Szilák L, Finta C, Patthy A, Venetianer P, Kiss A
Institute of Biochemistry, Hungarian Academy of Sciences, Szeged.
Nucleic Acids Res. 1994 Aug 11;22(15):2876-81. doi: 10.1093/nar/22.15.2876.

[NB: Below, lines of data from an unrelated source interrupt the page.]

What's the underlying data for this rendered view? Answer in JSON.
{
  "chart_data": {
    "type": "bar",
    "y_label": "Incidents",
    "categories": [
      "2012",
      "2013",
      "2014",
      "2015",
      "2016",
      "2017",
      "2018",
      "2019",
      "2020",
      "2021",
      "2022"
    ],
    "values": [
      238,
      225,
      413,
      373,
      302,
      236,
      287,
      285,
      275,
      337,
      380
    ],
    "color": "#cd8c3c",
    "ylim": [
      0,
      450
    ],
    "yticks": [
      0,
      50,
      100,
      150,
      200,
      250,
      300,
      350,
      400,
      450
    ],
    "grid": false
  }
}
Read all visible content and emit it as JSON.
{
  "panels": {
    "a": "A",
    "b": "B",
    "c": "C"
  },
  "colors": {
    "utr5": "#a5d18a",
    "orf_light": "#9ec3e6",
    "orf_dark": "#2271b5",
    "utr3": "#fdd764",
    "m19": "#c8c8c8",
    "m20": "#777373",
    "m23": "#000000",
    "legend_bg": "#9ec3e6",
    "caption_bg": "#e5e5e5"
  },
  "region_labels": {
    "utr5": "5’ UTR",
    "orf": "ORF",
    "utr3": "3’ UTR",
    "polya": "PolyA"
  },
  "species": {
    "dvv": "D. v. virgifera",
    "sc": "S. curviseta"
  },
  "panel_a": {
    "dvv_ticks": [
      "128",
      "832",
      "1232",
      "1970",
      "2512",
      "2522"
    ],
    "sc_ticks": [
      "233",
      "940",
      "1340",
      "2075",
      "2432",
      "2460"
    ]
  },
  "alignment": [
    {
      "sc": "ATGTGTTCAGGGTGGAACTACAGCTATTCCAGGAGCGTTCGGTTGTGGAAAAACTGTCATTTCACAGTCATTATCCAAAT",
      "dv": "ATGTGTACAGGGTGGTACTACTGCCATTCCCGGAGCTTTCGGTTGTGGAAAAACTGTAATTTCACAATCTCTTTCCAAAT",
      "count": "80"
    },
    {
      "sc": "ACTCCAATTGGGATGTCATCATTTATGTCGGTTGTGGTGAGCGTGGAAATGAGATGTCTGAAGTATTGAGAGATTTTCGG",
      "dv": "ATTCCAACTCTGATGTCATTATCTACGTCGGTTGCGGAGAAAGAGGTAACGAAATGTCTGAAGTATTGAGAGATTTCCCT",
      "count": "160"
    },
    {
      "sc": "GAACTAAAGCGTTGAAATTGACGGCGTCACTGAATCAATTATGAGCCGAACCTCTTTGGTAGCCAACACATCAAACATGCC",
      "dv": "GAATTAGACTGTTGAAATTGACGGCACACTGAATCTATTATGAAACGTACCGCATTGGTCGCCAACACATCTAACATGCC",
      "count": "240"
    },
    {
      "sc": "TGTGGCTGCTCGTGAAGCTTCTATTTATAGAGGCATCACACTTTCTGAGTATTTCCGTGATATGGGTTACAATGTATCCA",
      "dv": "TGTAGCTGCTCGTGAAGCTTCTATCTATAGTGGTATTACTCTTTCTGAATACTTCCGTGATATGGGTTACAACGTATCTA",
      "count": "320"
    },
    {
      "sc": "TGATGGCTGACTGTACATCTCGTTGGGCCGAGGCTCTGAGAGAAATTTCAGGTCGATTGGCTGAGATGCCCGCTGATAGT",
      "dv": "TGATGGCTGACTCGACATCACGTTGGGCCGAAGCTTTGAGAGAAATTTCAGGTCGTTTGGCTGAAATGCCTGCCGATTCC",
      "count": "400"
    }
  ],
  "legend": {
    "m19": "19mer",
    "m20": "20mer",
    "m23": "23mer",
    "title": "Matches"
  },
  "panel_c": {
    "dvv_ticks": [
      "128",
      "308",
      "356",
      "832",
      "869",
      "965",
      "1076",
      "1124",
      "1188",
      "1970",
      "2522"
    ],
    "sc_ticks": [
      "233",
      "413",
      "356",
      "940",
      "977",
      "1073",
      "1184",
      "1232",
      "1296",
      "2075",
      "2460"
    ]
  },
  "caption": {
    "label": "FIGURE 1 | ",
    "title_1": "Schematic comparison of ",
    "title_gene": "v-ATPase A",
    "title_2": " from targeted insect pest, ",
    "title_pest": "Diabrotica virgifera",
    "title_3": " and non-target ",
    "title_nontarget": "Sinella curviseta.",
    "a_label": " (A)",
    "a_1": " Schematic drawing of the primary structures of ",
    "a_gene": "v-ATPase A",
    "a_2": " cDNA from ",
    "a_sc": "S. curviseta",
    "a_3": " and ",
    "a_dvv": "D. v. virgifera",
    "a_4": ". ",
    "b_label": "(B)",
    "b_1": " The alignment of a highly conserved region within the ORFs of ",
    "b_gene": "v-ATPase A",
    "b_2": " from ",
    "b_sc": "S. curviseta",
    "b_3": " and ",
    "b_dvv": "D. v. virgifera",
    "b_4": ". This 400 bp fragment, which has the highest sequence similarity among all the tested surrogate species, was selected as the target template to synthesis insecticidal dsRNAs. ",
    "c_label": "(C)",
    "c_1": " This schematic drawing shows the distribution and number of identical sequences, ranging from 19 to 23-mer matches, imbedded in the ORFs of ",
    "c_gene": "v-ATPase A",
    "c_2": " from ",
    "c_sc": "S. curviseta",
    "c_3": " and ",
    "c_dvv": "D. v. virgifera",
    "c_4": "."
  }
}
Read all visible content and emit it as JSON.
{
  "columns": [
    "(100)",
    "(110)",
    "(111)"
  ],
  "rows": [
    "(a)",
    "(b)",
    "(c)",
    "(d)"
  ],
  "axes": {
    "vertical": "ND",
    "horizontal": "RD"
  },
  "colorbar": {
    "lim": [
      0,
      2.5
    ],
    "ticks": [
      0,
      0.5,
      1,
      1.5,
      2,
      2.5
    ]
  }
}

The DNA (cytosine-5)-methyltransferase (m5C-MTase) M.BspRI is able to accept the methyl group from the methyl donor S-adenosyl-L-methionine (AdoMet) in the absence of DNA. Transfer of the methyl group to the enzyme is a slow reaction relative to DNA methylation. Self-methylation is dependent on the native conformation of the enzyme and is inhibited by S-adenosyl-L-homocysteine, DNA and sulfhydryl reagents. Amino acid sequencing of proteolytic peptides obtained from M.BspRI, which had been methylated with [methyl-3H]AdoMet, and thin layer chromatography of the modified amino acid identified two cysteines, Cys156 and Cys181 that bind the methyl group in form of S-methylcysteine. One of the acceptor residues, Cys156 is the highly conserved cysteine which plays the role of the catalytic nucleophile of m5C-MTases.
DNA(胞嘧啶-5)-甲基转移酶(m5C-MTase)M.BspRI在不存在DNA的情况下能够从甲基供体S-腺苷-L-甲硫氨酸(AdoMet)接受甲基。相对于DNA甲基化,甲基向该酶的转移是一个缓慢的反应。自我甲基化取决于酶的天然构象,并受到S-腺苷-L-高半胱氨酸、DNA和巯基试剂的抑制。对用[甲基-3H]AdoMet甲基化的M.BspRI获得的蛋白水解肽进行氨基酸测序,以及对修饰氨基酸进行薄层色谱分析,确定了两个以S-甲基半胱氨酸形式结合甲基的半胱氨酸,即Cys156和Cys181。受体残基之一Cys156是高度保守的半胱氨酸,它在m5C-MTases中起催化亲核试剂的作用。